Because of the condensed time periods of block courses, students will not be expected to complete term papers as each course finishes. Instead, a four-week period will be set aside as a block from mid-March to mid-April to allow students to focus entirely on their research papers or projects.

So far, nine undergraduate students have applied to the block program.

If the pilot project gains a solid footing and the concept is applied throughout the school year, Hanlon said that will give instructors more flexibility in their schedules to conduct spring and summer research or attend conferences during the fall and winter semesters, traditionally the busiest times for teaching.

The block program is also open to anybody from the community who is not part of any university program but is motivated strictly by an interest in the course.
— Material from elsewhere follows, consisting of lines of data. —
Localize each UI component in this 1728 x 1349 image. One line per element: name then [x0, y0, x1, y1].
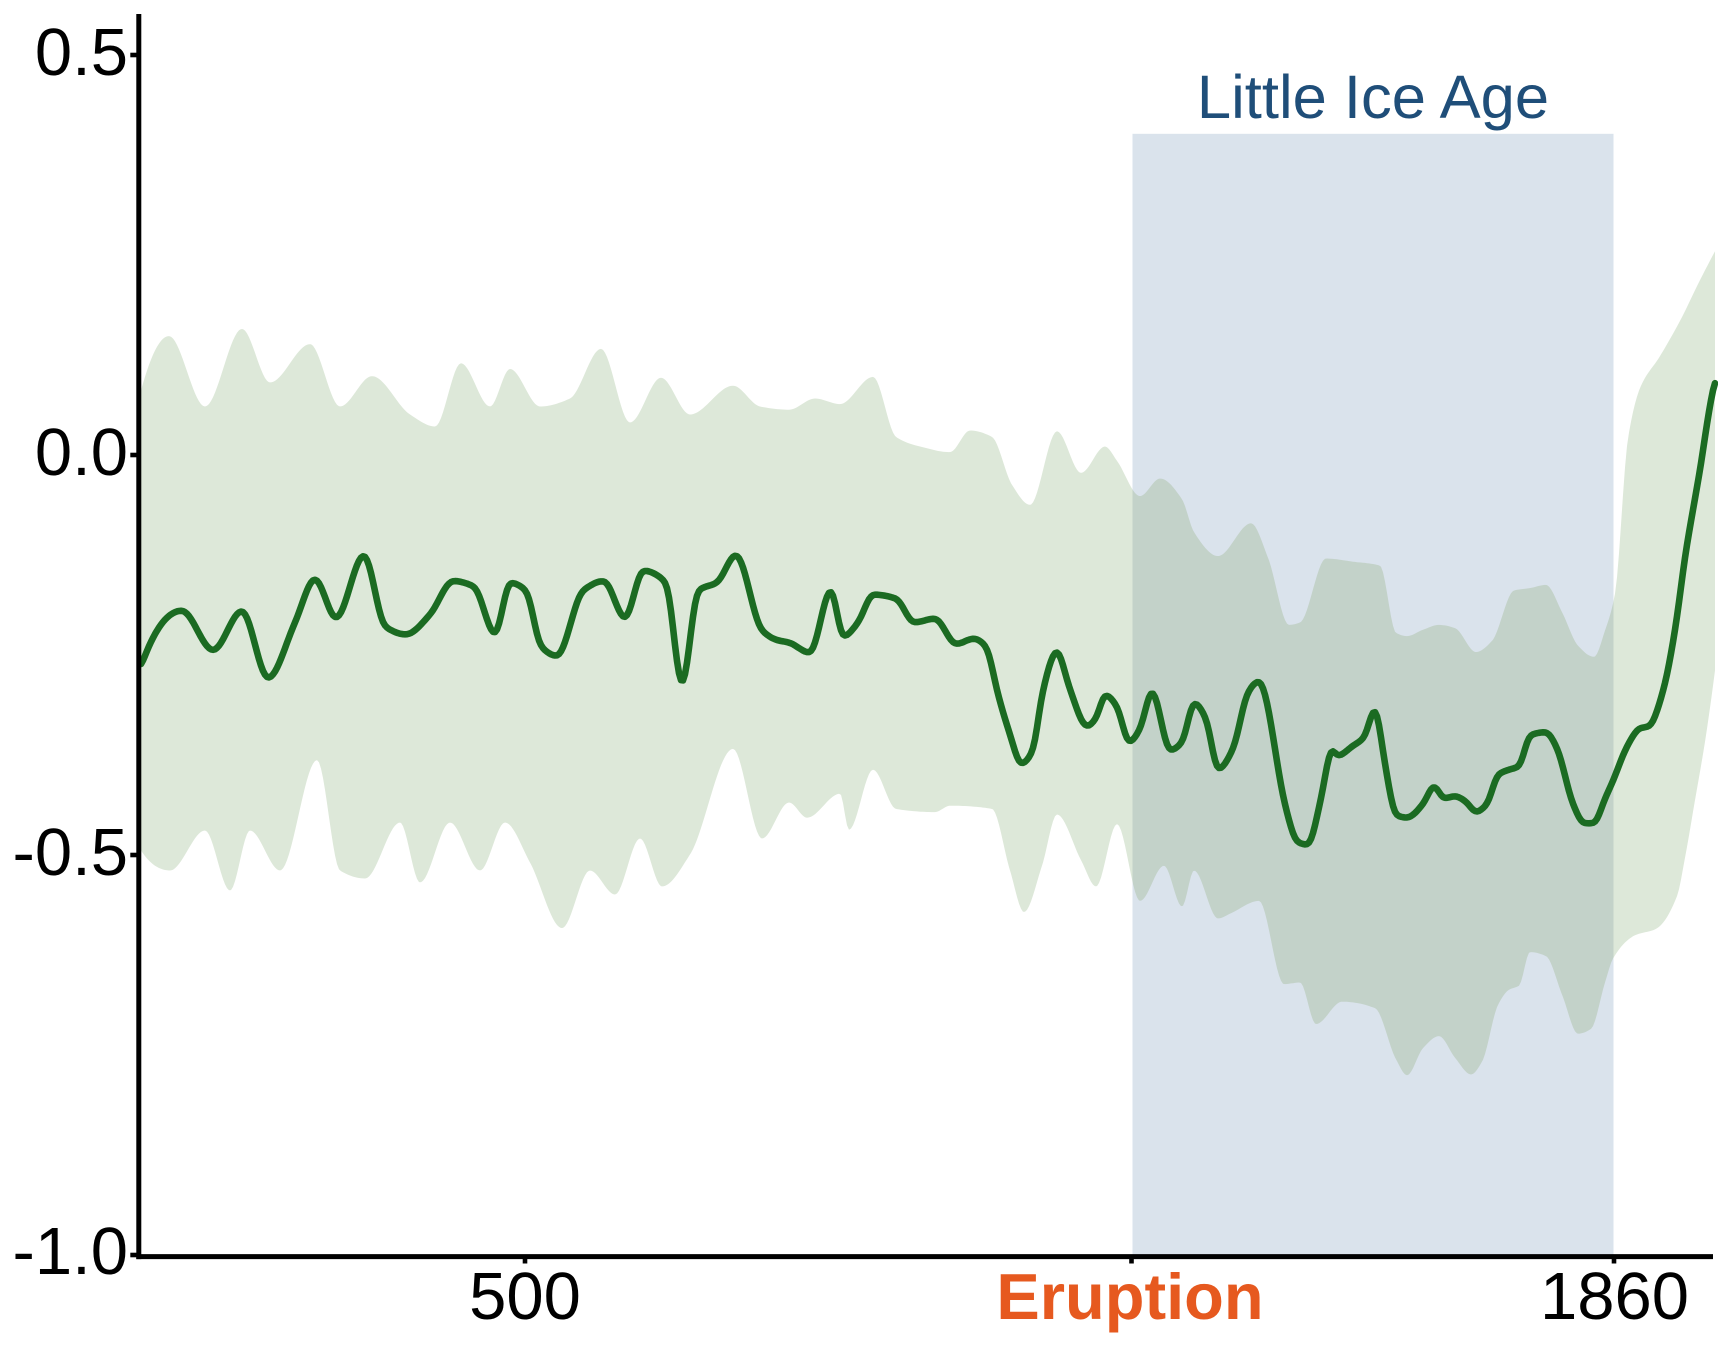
svg-text:0.5: 0.5	[35, 15, 128, 90]
svg-text:Little Ice Age: Little Ice Age	[1197, 63, 1549, 132]
svg-text:0.0: 0.0	[35, 415, 128, 490]
svg-text:1860: 1860	[1540, 1259, 1689, 1334]
svg-text:-0.5: -0.5	[13, 815, 128, 890]
svg-text:500: 500	[469, 1259, 581, 1334]
svg-text:Eruption: Eruption	[996, 1260, 1263, 1333]
svg-text:-1.0: -1.0	[13, 1214, 128, 1289]
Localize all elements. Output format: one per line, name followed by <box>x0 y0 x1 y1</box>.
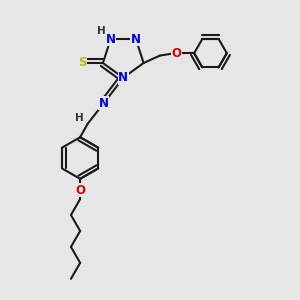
Text: O: O <box>75 184 85 196</box>
Text: N: N <box>131 33 141 46</box>
Text: N: N <box>106 33 116 46</box>
Text: S: S <box>78 56 86 70</box>
Text: H: H <box>75 113 84 124</box>
Text: O: O <box>171 47 181 60</box>
Text: N: N <box>99 97 109 110</box>
Text: N: N <box>118 71 128 84</box>
Text: H: H <box>97 26 106 36</box>
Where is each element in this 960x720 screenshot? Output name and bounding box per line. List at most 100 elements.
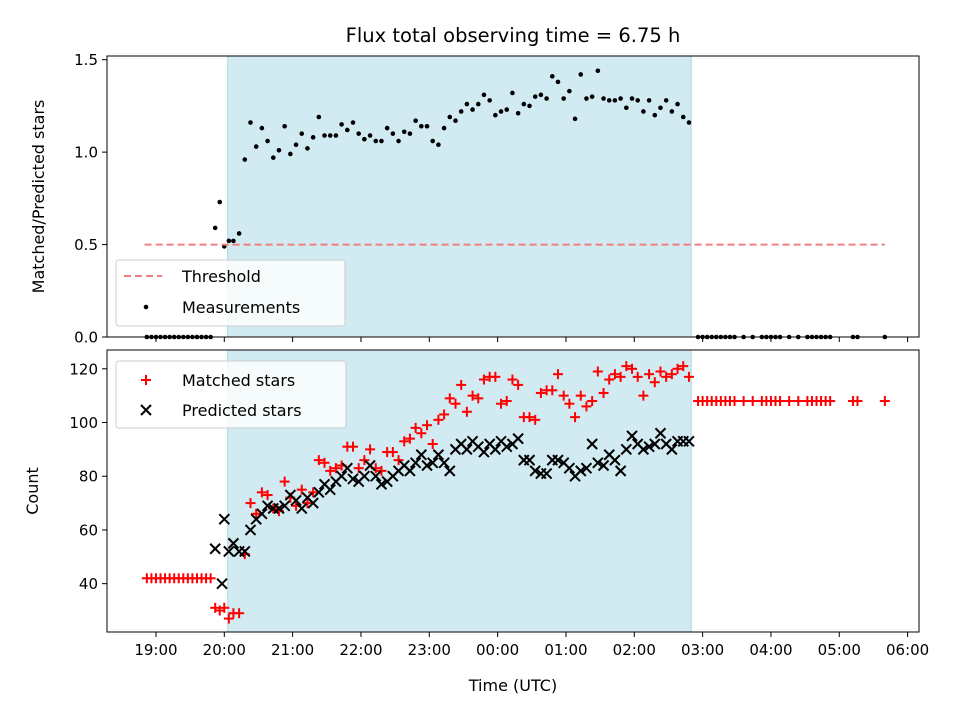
x-tick-label: 01:00 bbox=[544, 641, 587, 659]
predicted-point bbox=[227, 537, 240, 550]
measurement-point bbox=[270, 155, 276, 160]
matched-point bbox=[302, 498, 313, 509]
x-tick-label: 03:00 bbox=[681, 641, 724, 659]
matched-point bbox=[313, 455, 324, 466]
predicted-point bbox=[432, 449, 445, 461]
matched-point bbox=[308, 487, 319, 498]
measurement-point bbox=[282, 123, 287, 129]
matched-point bbox=[433, 414, 444, 425]
predicted-point bbox=[478, 446, 490, 458]
matched-point bbox=[587, 396, 598, 407]
matched-point bbox=[621, 361, 632, 372]
matched-point bbox=[535, 387, 546, 398]
measurement-point bbox=[350, 120, 356, 125]
matched-point bbox=[513, 379, 524, 390]
predicted-point bbox=[643, 440, 655, 453]
matched-point bbox=[399, 436, 410, 447]
predicted-point bbox=[218, 513, 231, 525]
measurement-point bbox=[658, 105, 663, 111]
measurement-point bbox=[595, 68, 601, 74]
measurement-point bbox=[407, 131, 413, 136]
measurement-point bbox=[567, 88, 572, 94]
bottom-y-tick-label: 120 bbox=[69, 360, 98, 378]
measurement-point bbox=[521, 101, 527, 107]
measurement-point bbox=[288, 151, 293, 157]
matched-point bbox=[325, 465, 336, 476]
x-tick-label: 22:00 bbox=[339, 641, 382, 659]
matched-point bbox=[729, 396, 740, 407]
predicted-point bbox=[580, 462, 593, 474]
measurement-point bbox=[396, 138, 401, 144]
predicted-point bbox=[444, 465, 456, 477]
bottom-y-tick-label: 100 bbox=[69, 414, 98, 432]
measurement-point bbox=[487, 98, 492, 103]
matched-point bbox=[410, 422, 421, 433]
measurement-point bbox=[401, 129, 407, 135]
measurement-point bbox=[606, 98, 612, 103]
top-y-axis-label: Matched/Predicted stars bbox=[29, 100, 48, 294]
matched-point bbox=[205, 573, 216, 584]
measurement-point bbox=[601, 96, 606, 101]
measurement-point bbox=[212, 225, 218, 231]
matched-point bbox=[575, 390, 586, 401]
measurement-point bbox=[458, 109, 464, 114]
matched-point bbox=[638, 390, 649, 401]
legend-measurements-label: Measurements bbox=[182, 298, 300, 317]
measurement-point bbox=[538, 92, 544, 98]
matched-point bbox=[672, 363, 683, 374]
top-y-tick-label: 1.0 bbox=[74, 144, 98, 162]
matched-point bbox=[456, 379, 467, 390]
measurement-point bbox=[436, 142, 441, 148]
matched-point bbox=[598, 387, 609, 398]
measurement-point bbox=[236, 231, 242, 236]
measurement-point bbox=[316, 114, 322, 120]
legend-predicted-label: Predicted stars bbox=[182, 401, 302, 420]
legend-cross-mark bbox=[140, 404, 152, 416]
bottom-y-axis-label: Count bbox=[23, 467, 42, 515]
measurement-point bbox=[464, 101, 470, 107]
predicted-point bbox=[273, 502, 285, 515]
matched-point bbox=[793, 396, 804, 407]
matched-point bbox=[825, 396, 836, 407]
measurement-point bbox=[549, 74, 555, 79]
matched-point bbox=[852, 396, 863, 407]
top-y-tick-label: 0.0 bbox=[74, 329, 98, 347]
measurement-point bbox=[612, 98, 618, 103]
legend-measurements-swatch bbox=[143, 304, 149, 310]
measurement-point bbox=[242, 157, 248, 162]
predicted-point bbox=[540, 467, 553, 480]
measurement-point bbox=[447, 114, 453, 120]
matched-point bbox=[570, 412, 581, 423]
matched-point bbox=[775, 396, 786, 407]
x-tick-label: 00:00 bbox=[476, 641, 519, 659]
measurement-point bbox=[481, 92, 487, 98]
predicted-point bbox=[626, 430, 638, 442]
top-panel: 0.0 0.5 1.0 1.5 Flux total observing time =… bbox=[29, 24, 920, 347]
measurement-point bbox=[510, 90, 515, 96]
bottom-legend: Matched stars Predicted stars bbox=[115, 360, 347, 429]
matched-point bbox=[444, 393, 455, 404]
predicted-point bbox=[512, 432, 524, 445]
predicted-point bbox=[461, 443, 473, 456]
measurement-point bbox=[624, 105, 629, 111]
measurement-point bbox=[532, 94, 538, 99]
measurement-point bbox=[276, 147, 282, 153]
predicted-point bbox=[592, 457, 604, 469]
measurement-point bbox=[367, 133, 373, 138]
matched-point bbox=[879, 396, 890, 407]
predicted-point bbox=[244, 524, 257, 536]
matched-point bbox=[632, 371, 643, 382]
matched-point bbox=[353, 463, 364, 474]
matched-point bbox=[604, 374, 615, 385]
bottom-y-tick-label: 40 bbox=[79, 575, 98, 593]
measurement-point bbox=[453, 118, 458, 124]
matched-point bbox=[319, 457, 330, 468]
matched-point bbox=[784, 396, 795, 407]
x-tick-label: 21:00 bbox=[271, 641, 314, 659]
predicted-point bbox=[609, 454, 621, 466]
matched-point bbox=[530, 414, 541, 425]
matched-point bbox=[223, 613, 234, 624]
predicted-stars-points bbox=[209, 427, 695, 590]
predicted-point bbox=[256, 508, 268, 520]
predicted-point bbox=[614, 465, 627, 477]
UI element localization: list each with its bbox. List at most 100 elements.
Graduate students who sign up for any of the block courses will be given additional work.

"If they have sufficient academic preparation or life history, maybe somebody who's interested in the health geography course who has been a social worker for 12 years, they have practical experience and I'd love to add that to the mix," said Hanlon. "He or she could be sharing all their life experiences with the students to see how these ideas match up with what's on the street or in a clinic."

Other UNBC faculties will be waiting for feedback from the geography department before considering whether to adopt block delivery programs. Hanlon foresees difficulties with condensing some science lab courses and English novel studies into a 2 1/2 week period.

"People [in other faculties] are keeping an eye on it and some are all gung-ho about it and some have some concerns," said Hanlon. "There are a surprising number of students on campus who have had experience with block delivery and they were really helpful with the information they shared with us."